The crusade by Baltasar Garzon, Spain's best-known investigating judge, is widely supported by Spanish public and media opinion. All major left- and right-wing newspapers favor the attempt to bring Pinochet to justice in Spain for the torture, deaths or disappearances of 94 people during his 17-year rule in Chile.

But Spain's chief government-appointed prosecutor, Eduardo Fungarino, earlier this week filed a court motion asserting that Garzon, and Spain, do not have jurisdiction over the alleged crimes because they were not committed in Spain.

In fact, Garzon's order of international arrest for Pinochet does not name a single Spaniard killed as part of Pinochet's regime of oppression. Rather, nearly all are Chileans or Argentines kidnapped or killed in Argentina.

Garzon, one of a corps of independent investigative magistrates under the Spanish judicial system, has indicated his interest in 3,000 of the people who disappeared under authoritarian rule in Chile and Argentina in the 1970s and 1980s, and he has a separate investigation underway into the Argentine incidents.

As Chilean president from 1973 to 1990, Garzon's arrest order said, Pinochet was "the leader of an international organization created . . . to conceive, develop and execute the systematic planning of illegal detentions {kidnappings}, torture, forced relocations, assassinations and/or disappearances of numerous persons, including Argentines, Spaniards, Britons, Americans, Chileans and other nationalities."

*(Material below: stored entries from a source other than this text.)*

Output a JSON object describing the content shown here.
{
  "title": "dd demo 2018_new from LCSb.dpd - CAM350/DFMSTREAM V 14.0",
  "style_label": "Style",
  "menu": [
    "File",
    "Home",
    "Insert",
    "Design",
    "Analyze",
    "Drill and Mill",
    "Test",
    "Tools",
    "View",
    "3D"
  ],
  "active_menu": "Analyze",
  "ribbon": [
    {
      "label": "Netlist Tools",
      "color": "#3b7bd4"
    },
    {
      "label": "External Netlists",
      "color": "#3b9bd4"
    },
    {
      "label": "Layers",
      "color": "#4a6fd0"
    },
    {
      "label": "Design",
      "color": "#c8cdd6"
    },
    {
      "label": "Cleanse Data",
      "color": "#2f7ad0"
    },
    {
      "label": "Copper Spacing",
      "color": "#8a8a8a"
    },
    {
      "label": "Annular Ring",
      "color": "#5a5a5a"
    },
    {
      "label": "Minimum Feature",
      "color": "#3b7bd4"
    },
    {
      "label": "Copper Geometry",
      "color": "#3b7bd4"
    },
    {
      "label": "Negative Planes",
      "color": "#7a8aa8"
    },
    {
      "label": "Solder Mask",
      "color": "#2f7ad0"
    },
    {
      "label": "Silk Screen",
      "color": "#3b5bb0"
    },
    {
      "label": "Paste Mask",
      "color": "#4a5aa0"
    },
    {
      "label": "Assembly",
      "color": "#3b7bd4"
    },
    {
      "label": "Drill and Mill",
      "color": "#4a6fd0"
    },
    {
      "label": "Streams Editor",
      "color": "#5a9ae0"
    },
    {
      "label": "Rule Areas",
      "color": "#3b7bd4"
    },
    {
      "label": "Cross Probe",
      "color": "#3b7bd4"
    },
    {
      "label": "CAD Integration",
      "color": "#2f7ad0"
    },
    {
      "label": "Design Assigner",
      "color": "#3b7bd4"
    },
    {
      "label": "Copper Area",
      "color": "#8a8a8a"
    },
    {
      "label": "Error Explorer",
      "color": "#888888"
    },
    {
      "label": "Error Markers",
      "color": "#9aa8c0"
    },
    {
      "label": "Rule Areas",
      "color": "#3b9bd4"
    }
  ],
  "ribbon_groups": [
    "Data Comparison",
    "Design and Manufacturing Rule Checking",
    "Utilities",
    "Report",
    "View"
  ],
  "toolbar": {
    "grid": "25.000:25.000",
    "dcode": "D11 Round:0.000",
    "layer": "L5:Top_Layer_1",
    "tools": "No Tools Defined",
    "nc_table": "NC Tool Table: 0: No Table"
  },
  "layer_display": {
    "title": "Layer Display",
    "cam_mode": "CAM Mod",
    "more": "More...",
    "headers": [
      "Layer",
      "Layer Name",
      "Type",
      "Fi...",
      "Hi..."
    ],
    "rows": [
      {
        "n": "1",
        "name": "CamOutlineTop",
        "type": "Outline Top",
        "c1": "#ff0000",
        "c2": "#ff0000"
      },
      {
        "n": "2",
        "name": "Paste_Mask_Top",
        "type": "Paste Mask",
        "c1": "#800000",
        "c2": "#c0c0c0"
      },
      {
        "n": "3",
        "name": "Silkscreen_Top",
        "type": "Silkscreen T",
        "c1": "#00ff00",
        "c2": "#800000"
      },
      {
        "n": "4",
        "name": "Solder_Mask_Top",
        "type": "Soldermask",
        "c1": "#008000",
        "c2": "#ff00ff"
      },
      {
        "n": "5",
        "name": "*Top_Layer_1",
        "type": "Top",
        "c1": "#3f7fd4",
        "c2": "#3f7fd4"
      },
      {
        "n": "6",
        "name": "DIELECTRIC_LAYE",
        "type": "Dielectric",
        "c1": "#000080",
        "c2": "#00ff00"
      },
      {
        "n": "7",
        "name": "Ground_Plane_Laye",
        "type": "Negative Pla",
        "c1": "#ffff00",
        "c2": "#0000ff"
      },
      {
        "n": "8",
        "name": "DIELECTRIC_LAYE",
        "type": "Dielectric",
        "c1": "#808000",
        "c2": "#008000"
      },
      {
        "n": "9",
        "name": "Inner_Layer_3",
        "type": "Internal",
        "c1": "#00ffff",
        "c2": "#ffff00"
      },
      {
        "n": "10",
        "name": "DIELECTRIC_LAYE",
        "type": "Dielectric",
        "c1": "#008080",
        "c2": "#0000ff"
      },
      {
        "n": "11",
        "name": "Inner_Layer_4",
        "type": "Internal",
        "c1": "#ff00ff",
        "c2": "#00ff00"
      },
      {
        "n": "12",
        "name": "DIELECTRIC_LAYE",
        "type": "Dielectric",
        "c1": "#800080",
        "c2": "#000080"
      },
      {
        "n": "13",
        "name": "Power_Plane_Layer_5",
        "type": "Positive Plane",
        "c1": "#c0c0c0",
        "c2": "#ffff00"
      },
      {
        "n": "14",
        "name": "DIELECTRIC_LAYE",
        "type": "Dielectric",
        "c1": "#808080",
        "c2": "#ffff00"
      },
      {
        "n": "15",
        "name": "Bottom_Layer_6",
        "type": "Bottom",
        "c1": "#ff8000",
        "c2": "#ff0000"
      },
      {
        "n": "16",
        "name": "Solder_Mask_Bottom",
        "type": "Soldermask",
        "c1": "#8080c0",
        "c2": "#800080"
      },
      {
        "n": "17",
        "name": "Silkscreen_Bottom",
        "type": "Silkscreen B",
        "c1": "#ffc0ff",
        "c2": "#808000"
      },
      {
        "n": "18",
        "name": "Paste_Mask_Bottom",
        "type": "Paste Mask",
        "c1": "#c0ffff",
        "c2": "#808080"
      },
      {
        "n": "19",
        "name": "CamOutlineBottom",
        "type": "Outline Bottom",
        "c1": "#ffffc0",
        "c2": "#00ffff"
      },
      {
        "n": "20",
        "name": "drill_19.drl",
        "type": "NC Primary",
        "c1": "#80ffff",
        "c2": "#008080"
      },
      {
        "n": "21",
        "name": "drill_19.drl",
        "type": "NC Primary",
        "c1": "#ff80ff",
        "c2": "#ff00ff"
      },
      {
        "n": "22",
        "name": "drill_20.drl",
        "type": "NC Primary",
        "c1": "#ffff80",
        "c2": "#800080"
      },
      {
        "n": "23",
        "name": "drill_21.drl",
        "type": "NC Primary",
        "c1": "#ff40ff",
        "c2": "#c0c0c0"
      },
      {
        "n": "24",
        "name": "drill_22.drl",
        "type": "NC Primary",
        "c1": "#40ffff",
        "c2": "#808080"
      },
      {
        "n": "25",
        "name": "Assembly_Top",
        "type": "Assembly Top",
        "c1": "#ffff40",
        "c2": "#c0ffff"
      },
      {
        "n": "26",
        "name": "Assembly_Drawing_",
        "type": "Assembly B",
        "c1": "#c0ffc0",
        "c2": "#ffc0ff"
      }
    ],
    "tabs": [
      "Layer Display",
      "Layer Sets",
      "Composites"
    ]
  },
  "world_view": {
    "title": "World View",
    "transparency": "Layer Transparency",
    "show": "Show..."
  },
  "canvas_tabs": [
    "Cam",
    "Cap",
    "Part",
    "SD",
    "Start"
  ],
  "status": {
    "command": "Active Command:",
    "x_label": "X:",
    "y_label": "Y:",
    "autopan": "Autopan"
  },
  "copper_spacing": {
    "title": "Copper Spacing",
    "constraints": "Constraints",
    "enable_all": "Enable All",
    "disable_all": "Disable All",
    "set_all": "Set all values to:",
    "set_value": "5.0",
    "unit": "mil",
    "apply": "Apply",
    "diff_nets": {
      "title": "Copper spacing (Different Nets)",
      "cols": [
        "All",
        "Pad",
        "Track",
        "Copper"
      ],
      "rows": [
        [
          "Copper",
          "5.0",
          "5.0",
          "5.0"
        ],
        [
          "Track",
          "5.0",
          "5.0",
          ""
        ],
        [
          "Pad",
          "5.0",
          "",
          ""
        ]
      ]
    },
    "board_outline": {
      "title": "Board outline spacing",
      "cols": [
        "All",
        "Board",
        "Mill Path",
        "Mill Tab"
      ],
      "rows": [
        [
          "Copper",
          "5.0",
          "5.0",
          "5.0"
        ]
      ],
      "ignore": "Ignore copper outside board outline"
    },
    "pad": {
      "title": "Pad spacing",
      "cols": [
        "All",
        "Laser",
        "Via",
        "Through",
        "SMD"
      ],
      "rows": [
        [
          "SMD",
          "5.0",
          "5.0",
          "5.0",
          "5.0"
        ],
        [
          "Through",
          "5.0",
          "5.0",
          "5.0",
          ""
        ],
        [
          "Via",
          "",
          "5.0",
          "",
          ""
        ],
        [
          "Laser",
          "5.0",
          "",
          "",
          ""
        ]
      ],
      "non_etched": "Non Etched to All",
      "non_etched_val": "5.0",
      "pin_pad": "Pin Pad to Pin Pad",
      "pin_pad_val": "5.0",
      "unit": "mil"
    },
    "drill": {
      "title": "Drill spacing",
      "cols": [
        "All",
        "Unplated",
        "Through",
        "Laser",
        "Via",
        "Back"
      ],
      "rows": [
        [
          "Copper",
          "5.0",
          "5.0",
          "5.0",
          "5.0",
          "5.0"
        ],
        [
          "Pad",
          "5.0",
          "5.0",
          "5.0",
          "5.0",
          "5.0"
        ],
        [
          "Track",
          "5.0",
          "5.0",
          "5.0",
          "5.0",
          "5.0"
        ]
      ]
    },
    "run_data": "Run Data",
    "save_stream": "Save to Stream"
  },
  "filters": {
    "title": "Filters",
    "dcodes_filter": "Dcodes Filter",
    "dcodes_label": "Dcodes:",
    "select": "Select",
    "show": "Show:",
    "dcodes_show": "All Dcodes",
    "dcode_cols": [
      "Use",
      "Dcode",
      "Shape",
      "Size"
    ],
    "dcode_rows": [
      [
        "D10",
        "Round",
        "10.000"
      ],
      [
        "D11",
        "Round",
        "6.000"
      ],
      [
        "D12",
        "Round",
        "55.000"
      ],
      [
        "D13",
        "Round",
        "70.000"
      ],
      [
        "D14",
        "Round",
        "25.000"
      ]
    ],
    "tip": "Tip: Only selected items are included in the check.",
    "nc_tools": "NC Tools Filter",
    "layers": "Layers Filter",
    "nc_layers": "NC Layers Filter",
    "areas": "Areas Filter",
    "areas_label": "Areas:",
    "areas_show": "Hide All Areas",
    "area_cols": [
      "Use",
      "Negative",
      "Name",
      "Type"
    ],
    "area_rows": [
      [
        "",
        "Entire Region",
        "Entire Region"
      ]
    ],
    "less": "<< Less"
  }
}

Fungarino cited "an absolute lack of jurisdiction" when he appealed Garzon's extradition request Monday, and said Garzon had not followed correct legal procedures. Pinochet, 82, was arrested in Britain on Friday. The retired general remains sequestered at a London clinic, where he is recovering from back surgery, pending the outcome of the extradition request.

According to Juan Garces, a lawyer for an association of families whose relatives perished under the Pinochet regime, "the law is crystal clear." He cited a 1984 Spanish law that bestows unlimited jurisdiction in international crimes: genocide, terrorism, counterfeiting, prostitution, piracy and drug-trafficking.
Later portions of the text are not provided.